Lançamento virtual do Livro "Feminismos, Artes e Direitos das Humanas"




O livro "Feminismos, Artes e Direitos das Humanas" foi lançado virtualmente dia 08 de março de 2019.





Trata-se de uma coletânea inspiradora, escrita por 103 mulheres brasileiras que, ao escolherem as narrativas literárias, questionam temas do universo feminino e direitos das mulheres, possibilitando novos olhares.

A apresentação da obra é da Advogada e Professora Ezilda Melo, idealizadora do projeto, co-organizadora e co-autora. Segue abaixo:

APRESENTAÇÃO
Ezilda Melo

Que direitos são esses? Que sensações são abordadas? Do que tratam? Sobre o que gritam? Sentimentos esparsos nas linhas de arte  na literatura, a partir de contos, poesias, crônicas, resenhas, peça teatral e textos acadêmicos de mulheres e meninas de Norte a Sul do país, em seus múltiplos papéis, anseios, dores, alegrias, dúvidas, incertezas, vontades, direitos do ser feminino.
Nesta coletânea nomeada “Feminismos, Artes e Direitos das Humanas”– Coleção Direito e Arte. Volume I, encontra-se a escrita literária tratando sobre Direitos das Mulheres, o que possibilita 
visibilidade ao texto feito por sujeitos de direito que se expressam, gritam, murmuram e mostram suas falas por meio de uma linguagem literária e artística. É uma obra que se pretende inicialmente jurídica, no entanto sem as amarras de um discurso rijo, fixo e eminentemente legalista. É o falar do direito das humanas a partir de múltiplas vivências e experiências que perpassam por textos autorais dispostos a um diálogo transdisciplinar, contendo uma linha de cruzamento e de ligação, que é o feminismo. Essa obra pode ser utilizada em cursos jurídicos do País, servindo de material de apoio para disciplinas propedêuticas, como Sociologia do Direito, Direitos Humanos, Criminologia Crítica, e temas interdisciplinares que reflitam sobre questões do gênero feminino, a partir da voz
feminina. Não são homens que aqui falam por nós. Temos vozes e nos fazemos ler.

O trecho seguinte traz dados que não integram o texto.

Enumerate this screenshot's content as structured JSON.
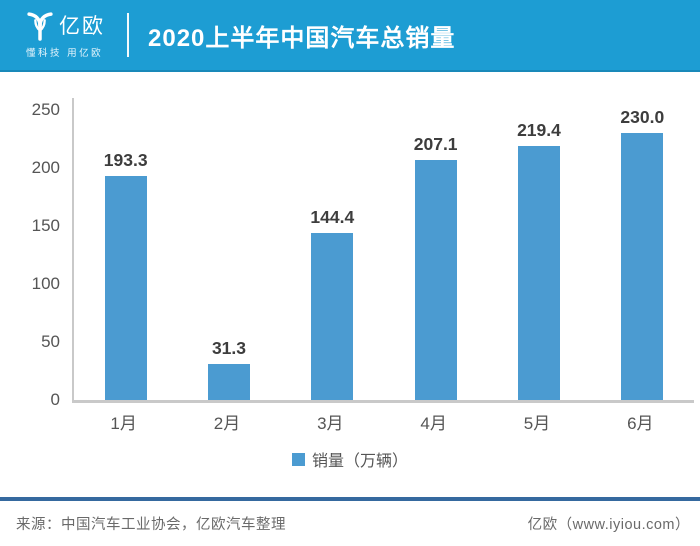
{
  "colors": {
    "header_bg": "#1d9dd3",
    "bar": "#4b9bd1",
    "axis": "#c9c9c9",
    "tick_text": "#555555",
    "label_text": "#3d3d3d",
    "divider_line": "#35699f",
    "footer_text": "#6a6a6a"
  },
  "header": {
    "logo_text": "亿欧",
    "logo_tagline": "懂科技 用亿欧",
    "title": "2020上半年中国汽车总销量"
  },
  "chart_data": {
    "type": "bar",
    "title": "2020上半年中国汽车总销量",
    "categories": [
      "1月",
      "2月",
      "3月",
      "4月",
      "5月",
      "6月"
    ],
    "values": [
      193.3,
      31.3,
      144.4,
      207.1,
      219.4,
      230.0
    ],
    "data_labels": [
      "193.3",
      "31.3",
      "144.4",
      "207.1",
      "219.4",
      "230.0"
    ],
    "series_name": "销量（万辆）",
    "xlabel": "",
    "ylabel": "",
    "ylim": [
      0,
      250
    ],
    "yticks": [
      0,
      50,
      100,
      150,
      200,
      250
    ],
    "grid": false,
    "legend_position": "bottom"
  },
  "legend": {
    "label": "销量（万辆）"
  },
  "footer": {
    "source": "来源：中国汽车工业协会，亿欧汽车整理",
    "site": "亿欧（www.iyiou.com）"
  }
}
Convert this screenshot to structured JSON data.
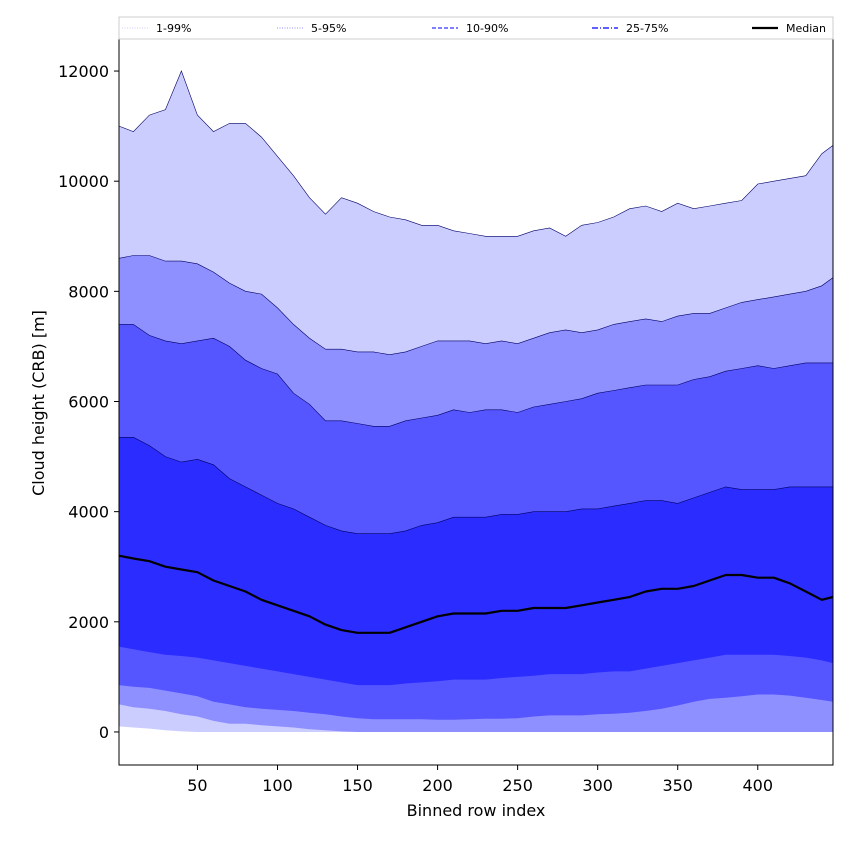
{
  "chart_data": {
    "type": "area",
    "xlabel": "Binned row index",
    "ylabel": "Cloud height (CRB) [m]",
    "xlim": [
      1,
      447
    ],
    "ylim": [
      -600,
      12600
    ],
    "x_ticks": [
      50,
      100,
      150,
      200,
      250,
      300,
      350,
      400
    ],
    "y_ticks": [
      0,
      2000,
      4000,
      6000,
      8000,
      10000,
      12000
    ],
    "grid": false,
    "legend_position": "top",
    "legend": [
      {
        "label": "1-99%",
        "style": "dotted"
      },
      {
        "label": "5-95%",
        "style": "dotted"
      },
      {
        "label": "10-90%",
        "style": "dashed"
      },
      {
        "label": "25-75%",
        "style": "dashdot"
      },
      {
        "label": "Median",
        "style": "solid"
      }
    ],
    "colors": {
      "band_1_99": "#cccdff",
      "band_5_95": "#8f90ff",
      "band_10_90": "#5556ff",
      "band_25_75": "#2b2cff",
      "median": "#000000"
    },
    "x": [
      1,
      10,
      20,
      30,
      40,
      50,
      60,
      70,
      80,
      90,
      100,
      110,
      120,
      130,
      140,
      150,
      160,
      170,
      180,
      190,
      200,
      210,
      220,
      230,
      240,
      250,
      260,
      270,
      280,
      290,
      300,
      310,
      320,
      330,
      340,
      350,
      360,
      370,
      380,
      390,
      400,
      410,
      420,
      430,
      440,
      447
    ],
    "series": [
      {
        "name": "1-99%",
        "lower": [
          100,
          80,
          60,
          30,
          10,
          0,
          0,
          0,
          0,
          0,
          0,
          0,
          0,
          0,
          0,
          0,
          0,
          0,
          0,
          0,
          0,
          0,
          0,
          0,
          0,
          0,
          0,
          0,
          0,
          0,
          0,
          0,
          0,
          0,
          0,
          10,
          50,
          100,
          150,
          200,
          230,
          200,
          180,
          200,
          180,
          180
        ],
        "upper": [
          11000,
          10900,
          11200,
          11300,
          12000,
          11200,
          10900,
          11050,
          11050,
          10800,
          10450,
          10100,
          9700,
          9400,
          9700,
          9600,
          9450,
          9350,
          9300,
          9200,
          9200,
          9100,
          9050,
          9000,
          9000,
          9000,
          9100,
          9150,
          9000,
          9200,
          9250,
          9350,
          9500,
          9550,
          9450,
          9600,
          9500,
          9550,
          9600,
          9650,
          9950,
          10000,
          10050,
          10100,
          10500,
          10650
        ]
      },
      {
        "name": "5-95%",
        "lower": [
          500,
          450,
          420,
          380,
          320,
          280,
          200,
          150,
          150,
          120,
          100,
          80,
          50,
          30,
          10,
          0,
          0,
          0,
          0,
          0,
          0,
          0,
          0,
          0,
          0,
          0,
          0,
          0,
          0,
          0,
          0,
          0,
          0,
          0,
          0,
          0,
          0,
          0,
          0,
          0,
          0,
          0,
          0,
          0,
          0,
          0
        ],
        "upper": [
          8600,
          8650,
          8650,
          8550,
          8550,
          8500,
          8350,
          8150,
          8000,
          7950,
          7700,
          7400,
          7150,
          6950,
          6950,
          6900,
          6900,
          6850,
          6900,
          7000,
          7100,
          7100,
          7100,
          7050,
          7100,
          7050,
          7150,
          7250,
          7300,
          7250,
          7300,
          7400,
          7450,
          7500,
          7450,
          7550,
          7600,
          7600,
          7700,
          7800,
          7850,
          7900,
          7950,
          8000,
          8100,
          8250
        ]
      },
      {
        "name": "10-90%",
        "lower": [
          850,
          820,
          800,
          750,
          700,
          650,
          550,
          500,
          450,
          420,
          400,
          380,
          350,
          320,
          280,
          250,
          230,
          230,
          230,
          230,
          220,
          220,
          230,
          240,
          240,
          250,
          280,
          300,
          300,
          300,
          320,
          330,
          350,
          380,
          420,
          480,
          550,
          600,
          620,
          650,
          680,
          680,
          660,
          620,
          580,
          550
        ],
        "upper": [
          7400,
          7400,
          7200,
          7100,
          7050,
          7100,
          7150,
          7000,
          6750,
          6600,
          6500,
          6150,
          5950,
          5650,
          5650,
          5600,
          5550,
          5550,
          5650,
          5700,
          5750,
          5850,
          5800,
          5850,
          5850,
          5800,
          5900,
          5950,
          6000,
          6050,
          6150,
          6200,
          6250,
          6300,
          6300,
          6300,
          6400,
          6450,
          6550,
          6600,
          6650,
          6600,
          6650,
          6700,
          6700,
          6700
        ]
      },
      {
        "name": "25-75%",
        "lower": [
          1550,
          1500,
          1450,
          1400,
          1380,
          1350,
          1300,
          1250,
          1200,
          1150,
          1100,
          1050,
          1000,
          950,
          900,
          850,
          850,
          850,
          880,
          900,
          920,
          950,
          950,
          950,
          980,
          1000,
          1020,
          1050,
          1050,
          1050,
          1080,
          1100,
          1100,
          1150,
          1200,
          1250,
          1300,
          1350,
          1400,
          1400,
          1400,
          1400,
          1380,
          1350,
          1300,
          1250
        ],
        "upper": [
          5350,
          5350,
          5200,
          5000,
          4900,
          4950,
          4850,
          4600,
          4450,
          4300,
          4150,
          4050,
          3900,
          3750,
          3650,
          3600,
          3600,
          3600,
          3650,
          3750,
          3800,
          3900,
          3900,
          3900,
          3950,
          3950,
          4000,
          4000,
          4000,
          4050,
          4050,
          4100,
          4150,
          4200,
          4200,
          4150,
          4250,
          4350,
          4450,
          4400,
          4400,
          4400,
          4450,
          4450,
          4450,
          4450
        ]
      },
      {
        "name": "Median",
        "values": [
          3200,
          3150,
          3100,
          3000,
          2950,
          2900,
          2750,
          2650,
          2550,
          2400,
          2300,
          2200,
          2100,
          1950,
          1850,
          1800,
          1800,
          1800,
          1900,
          2000,
          2100,
          2150,
          2150,
          2150,
          2200,
          2200,
          2250,
          2250,
          2250,
          2300,
          2350,
          2400,
          2450,
          2550,
          2600,
          2600,
          2650,
          2750,
          2850,
          2850,
          2800,
          2800,
          2700,
          2550,
          2400,
          2450
        ]
      }
    ]
  }
}
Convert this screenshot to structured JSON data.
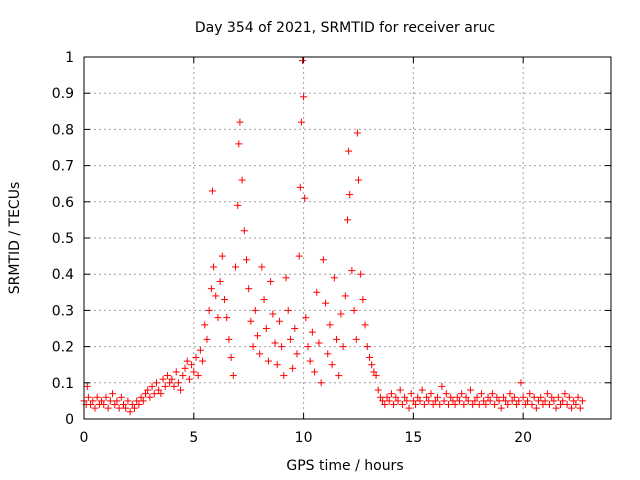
{
  "chart_data": {
    "type": "scatter",
    "title": "Day 354 of 2021, SRMTID for receiver aruc",
    "xlabel": "GPS time / hours",
    "ylabel": "SRMTID / TECUs",
    "xlim": [
      0,
      24
    ],
    "ylim": [
      0,
      1
    ],
    "xticks": [
      0,
      5,
      10,
      15,
      20
    ],
    "xtick_labels": [
      "0",
      "5",
      "10",
      "15",
      "20"
    ],
    "yticks": [
      0,
      0.1,
      0.2,
      0.3,
      0.4,
      0.5,
      0.6,
      0.7,
      0.8,
      0.9,
      1
    ],
    "ytick_labels": [
      "0",
      "0.1",
      "0.2",
      "0.3",
      "0.4",
      "0.5",
      "0.6",
      "0.7",
      "0.8",
      "0.9",
      "1"
    ],
    "grid": true,
    "marker": "+",
    "marker_color": "#ff0000",
    "series": [
      {
        "name": "SRMTID",
        "points": [
          [
            0.0,
            0.05
          ],
          [
            0.1,
            0.04
          ],
          [
            0.15,
            0.09
          ],
          [
            0.2,
            0.06
          ],
          [
            0.3,
            0.04
          ],
          [
            0.4,
            0.05
          ],
          [
            0.5,
            0.03
          ],
          [
            0.6,
            0.06
          ],
          [
            0.7,
            0.04
          ],
          [
            0.8,
            0.05
          ],
          [
            0.9,
            0.04
          ],
          [
            1.0,
            0.06
          ],
          [
            1.1,
            0.03
          ],
          [
            1.2,
            0.05
          ],
          [
            1.3,
            0.07
          ],
          [
            1.4,
            0.04
          ],
          [
            1.5,
            0.05
          ],
          [
            1.6,
            0.03
          ],
          [
            1.7,
            0.06
          ],
          [
            1.8,
            0.04
          ],
          [
            1.9,
            0.03
          ],
          [
            2.0,
            0.05
          ],
          [
            2.1,
            0.02
          ],
          [
            2.2,
            0.04
          ],
          [
            2.3,
            0.03
          ],
          [
            2.4,
            0.05
          ],
          [
            2.5,
            0.04
          ],
          [
            2.6,
            0.06
          ],
          [
            2.7,
            0.05
          ],
          [
            2.8,
            0.07
          ],
          [
            2.9,
            0.08
          ],
          [
            3.0,
            0.06
          ],
          [
            3.1,
            0.09
          ],
          [
            3.2,
            0.07
          ],
          [
            3.3,
            0.1
          ],
          [
            3.4,
            0.08
          ],
          [
            3.5,
            0.07
          ],
          [
            3.6,
            0.11
          ],
          [
            3.7,
            0.09
          ],
          [
            3.8,
            0.12
          ],
          [
            3.9,
            0.1
          ],
          [
            4.0,
            0.11
          ],
          [
            4.1,
            0.09
          ],
          [
            4.2,
            0.13
          ],
          [
            4.3,
            0.1
          ],
          [
            4.4,
            0.08
          ],
          [
            4.5,
            0.12
          ],
          [
            4.6,
            0.14
          ],
          [
            4.7,
            0.16
          ],
          [
            4.8,
            0.11
          ],
          [
            4.9,
            0.15
          ],
          [
            5.0,
            0.13
          ],
          [
            5.1,
            0.17
          ],
          [
            5.2,
            0.12
          ],
          [
            5.3,
            0.19
          ],
          [
            5.4,
            0.16
          ],
          [
            5.5,
            0.26
          ],
          [
            5.6,
            0.22
          ],
          [
            5.7,
            0.3
          ],
          [
            5.8,
            0.36
          ],
          [
            5.85,
            0.63
          ],
          [
            5.9,
            0.42
          ],
          [
            6.0,
            0.34
          ],
          [
            6.1,
            0.28
          ],
          [
            6.2,
            0.38
          ],
          [
            6.3,
            0.45
          ],
          [
            6.4,
            0.33
          ],
          [
            6.5,
            0.28
          ],
          [
            6.6,
            0.22
          ],
          [
            6.7,
            0.17
          ],
          [
            6.8,
            0.12
          ],
          [
            6.9,
            0.42
          ],
          [
            7.0,
            0.59
          ],
          [
            7.05,
            0.76
          ],
          [
            7.1,
            0.82
          ],
          [
            7.2,
            0.66
          ],
          [
            7.3,
            0.52
          ],
          [
            7.4,
            0.44
          ],
          [
            7.5,
            0.36
          ],
          [
            7.6,
            0.27
          ],
          [
            7.7,
            0.2
          ],
          [
            7.8,
            0.3
          ],
          [
            7.9,
            0.23
          ],
          [
            8.0,
            0.18
          ],
          [
            8.1,
            0.42
          ],
          [
            8.2,
            0.33
          ],
          [
            8.3,
            0.25
          ],
          [
            8.4,
            0.16
          ],
          [
            8.5,
            0.38
          ],
          [
            8.6,
            0.29
          ],
          [
            8.7,
            0.21
          ],
          [
            8.8,
            0.15
          ],
          [
            8.9,
            0.27
          ],
          [
            9.0,
            0.2
          ],
          [
            9.1,
            0.12
          ],
          [
            9.2,
            0.39
          ],
          [
            9.3,
            0.3
          ],
          [
            9.4,
            0.22
          ],
          [
            9.5,
            0.14
          ],
          [
            9.6,
            0.25
          ],
          [
            9.7,
            0.18
          ],
          [
            9.8,
            0.45
          ],
          [
            9.85,
            0.64
          ],
          [
            9.9,
            0.82
          ],
          [
            9.95,
            0.99
          ],
          [
            10.0,
            0.89
          ],
          [
            10.05,
            0.61
          ],
          [
            10.1,
            0.28
          ],
          [
            10.2,
            0.2
          ],
          [
            10.3,
            0.16
          ],
          [
            10.4,
            0.24
          ],
          [
            10.5,
            0.13
          ],
          [
            10.6,
            0.35
          ],
          [
            10.7,
            0.21
          ],
          [
            10.8,
            0.1
          ],
          [
            10.9,
            0.44
          ],
          [
            11.0,
            0.32
          ],
          [
            11.1,
            0.18
          ],
          [
            11.2,
            0.26
          ],
          [
            11.3,
            0.15
          ],
          [
            11.4,
            0.39
          ],
          [
            11.5,
            0.22
          ],
          [
            11.6,
            0.12
          ],
          [
            11.7,
            0.29
          ],
          [
            11.8,
            0.2
          ],
          [
            11.9,
            0.34
          ],
          [
            12.0,
            0.55
          ],
          [
            12.05,
            0.74
          ],
          [
            12.1,
            0.62
          ],
          [
            12.2,
            0.41
          ],
          [
            12.3,
            0.3
          ],
          [
            12.4,
            0.22
          ],
          [
            12.45,
            0.79
          ],
          [
            12.5,
            0.66
          ],
          [
            12.6,
            0.4
          ],
          [
            12.7,
            0.33
          ],
          [
            12.8,
            0.26
          ],
          [
            12.9,
            0.2
          ],
          [
            13.0,
            0.17
          ],
          [
            13.1,
            0.15
          ],
          [
            13.2,
            0.13
          ],
          [
            13.3,
            0.12
          ],
          [
            13.4,
            0.08
          ],
          [
            13.5,
            0.06
          ],
          [
            13.6,
            0.05
          ],
          [
            13.7,
            0.04
          ],
          [
            13.8,
            0.06
          ],
          [
            13.9,
            0.05
          ],
          [
            14.0,
            0.07
          ],
          [
            14.1,
            0.04
          ],
          [
            14.2,
            0.06
          ],
          [
            14.3,
            0.05
          ],
          [
            14.4,
            0.08
          ],
          [
            14.5,
            0.04
          ],
          [
            14.6,
            0.06
          ],
          [
            14.7,
            0.05
          ],
          [
            14.8,
            0.03
          ],
          [
            14.9,
            0.07
          ],
          [
            15.0,
            0.05
          ],
          [
            15.1,
            0.04
          ],
          [
            15.2,
            0.06
          ],
          [
            15.3,
            0.05
          ],
          [
            15.4,
            0.08
          ],
          [
            15.5,
            0.04
          ],
          [
            15.6,
            0.06
          ],
          [
            15.7,
            0.05
          ],
          [
            15.8,
            0.07
          ],
          [
            15.9,
            0.04
          ],
          [
            16.0,
            0.05
          ],
          [
            16.1,
            0.06
          ],
          [
            16.2,
            0.04
          ],
          [
            16.3,
            0.09
          ],
          [
            16.4,
            0.05
          ],
          [
            16.5,
            0.07
          ],
          [
            16.6,
            0.04
          ],
          [
            16.7,
            0.06
          ],
          [
            16.8,
            0.05
          ],
          [
            16.9,
            0.04
          ],
          [
            17.0,
            0.06
          ],
          [
            17.1,
            0.05
          ],
          [
            17.2,
            0.07
          ],
          [
            17.3,
            0.04
          ],
          [
            17.4,
            0.06
          ],
          [
            17.5,
            0.05
          ],
          [
            17.6,
            0.08
          ],
          [
            17.7,
            0.04
          ],
          [
            17.8,
            0.05
          ],
          [
            17.9,
            0.06
          ],
          [
            18.0,
            0.04
          ],
          [
            18.1,
            0.07
          ],
          [
            18.2,
            0.05
          ],
          [
            18.3,
            0.04
          ],
          [
            18.4,
            0.06
          ],
          [
            18.5,
            0.05
          ],
          [
            18.6,
            0.07
          ],
          [
            18.7,
            0.04
          ],
          [
            18.8,
            0.06
          ],
          [
            18.9,
            0.05
          ],
          [
            19.0,
            0.03
          ],
          [
            19.1,
            0.06
          ],
          [
            19.2,
            0.05
          ],
          [
            19.3,
            0.04
          ],
          [
            19.4,
            0.07
          ],
          [
            19.5,
            0.05
          ],
          [
            19.6,
            0.06
          ],
          [
            19.7,
            0.04
          ],
          [
            19.8,
            0.05
          ],
          [
            19.9,
            0.1
          ],
          [
            20.0,
            0.06
          ],
          [
            20.1,
            0.04
          ],
          [
            20.2,
            0.05
          ],
          [
            20.3,
            0.07
          ],
          [
            20.4,
            0.04
          ],
          [
            20.5,
            0.06
          ],
          [
            20.6,
            0.03
          ],
          [
            20.7,
            0.05
          ],
          [
            20.8,
            0.06
          ],
          [
            20.9,
            0.04
          ],
          [
            21.0,
            0.05
          ],
          [
            21.1,
            0.07
          ],
          [
            21.2,
            0.04
          ],
          [
            21.3,
            0.06
          ],
          [
            21.4,
            0.05
          ],
          [
            21.5,
            0.03
          ],
          [
            21.6,
            0.06
          ],
          [
            21.7,
            0.04
          ],
          [
            21.8,
            0.05
          ],
          [
            21.9,
            0.07
          ],
          [
            22.0,
            0.04
          ],
          [
            22.1,
            0.06
          ],
          [
            22.2,
            0.03
          ],
          [
            22.3,
            0.05
          ],
          [
            22.4,
            0.04
          ],
          [
            22.5,
            0.06
          ],
          [
            22.6,
            0.03
          ],
          [
            22.7,
            0.05
          ]
        ]
      }
    ]
  }
}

É também uma obra literária, com forte apelo de imagens, significantes imaginários e construções poéticas
que se fazem presentes no longo mosaico a seguir apresentado.
Nestes textos são encontradas vozes de juristas, professoras, doutoras, mestras, especialistas, graduandas, defensoras públicas, feministas, advogadas, juízas, escritoras brasileiras que residem no País e outras que moram no exterior, prostitutas, mães, mães solo, casadas, namoradas, divorciadas, solteiras, avós, adolescentes, encarceradas, cumpridoras de medidas sócio-educativas, educadoras, brincante teatral, pesquisadoras, gestoras culturais, atletas, personal trainning, jornalistas, ameríndias, fotógrafas, artistas, atrizes, meretrizes, politizadas, nordestinas, sertanejas, estudantes, cantoras, pedagogas, enfermeira, capoeirista, mediadora de conflitos, comunicadora popular, militantes da Marcha Mundial das Mulheres, mulheres de identidade negra, militantes do movimento hip hop, rapper, historiadoras, criminalistas e tantos outros papéis que podemos construir, exercer e ressignificar ao longo da existência de ser mulher.
Trata-se de um projeto que se iniciou pelo aplicativo Whatsapp, com mensagem introdutória que versava sobre o objetivo e a destinação desta obra plural, espalhou-se pelo Brasil e mundo afora,
e possibilitou a criação de um grupo de mulheres intitulado “Direitos Femininos e Arte”, que conversa e reflete sobre a escrita feminina por meio dessa rede tão potente que pode unir e conectar no período histórico que vivemos. Deu-se, assim, um lugar de encontro virtual que aproximou distâncias e criou laços desde o seu surgimento, que coincidiu com o recebimento dos primeiros textos que compõem esta obra coletiva e colorida, respeitando-se a ordem cronológica de
recebimento das variadas contribuições. É um lugar de reflexão e também de vontades de construir. Um lugar virtual onde o sonho de uma sociedade melhor é uma questão que traz a discussão do ser
feminino como eixo principal. Estamos diante de uma obra publicada pela única Editora Jurídica do País com uma mulher à sua frente, fato emblemático para um livro de mulheres. Mulheres que parem ideias, filhos, vontades, sonhos. Mulheres que geram vida e o mundo. Mulheres fortes que
ressignificam sua seiva, que, resilientes, aguentam até as mais severas estiagens, que guardam suas águas para momentos difíceis, que fazem brotar novos galhos que crescerão como braços que fazem sentir o abraço feminino. Flores brancas de paz que nascem quando as folhas, os filhos, os livros, as páginas, os lenços, as cinzas, os nós se soltam e voam... Folhas que voam por todos os estados do País, que passam pelos oceanos, atravessam mares e deixam um cheiro perfumado de (re)nascimento, de tudo que está para chegar. Porque a vida é uma invenção, criação e também construção. Que inventemos, criemos, construamos tudo que quisermos: sonhos, direitos, artes. Que façamos tudo isso com a poesia que nos é peculiar! Pelo direito de ser mulher. Humanas, demasiadamente humanas. Cheias de humanidade! Fincadas nos seios das terras. Enramadas e fecundas!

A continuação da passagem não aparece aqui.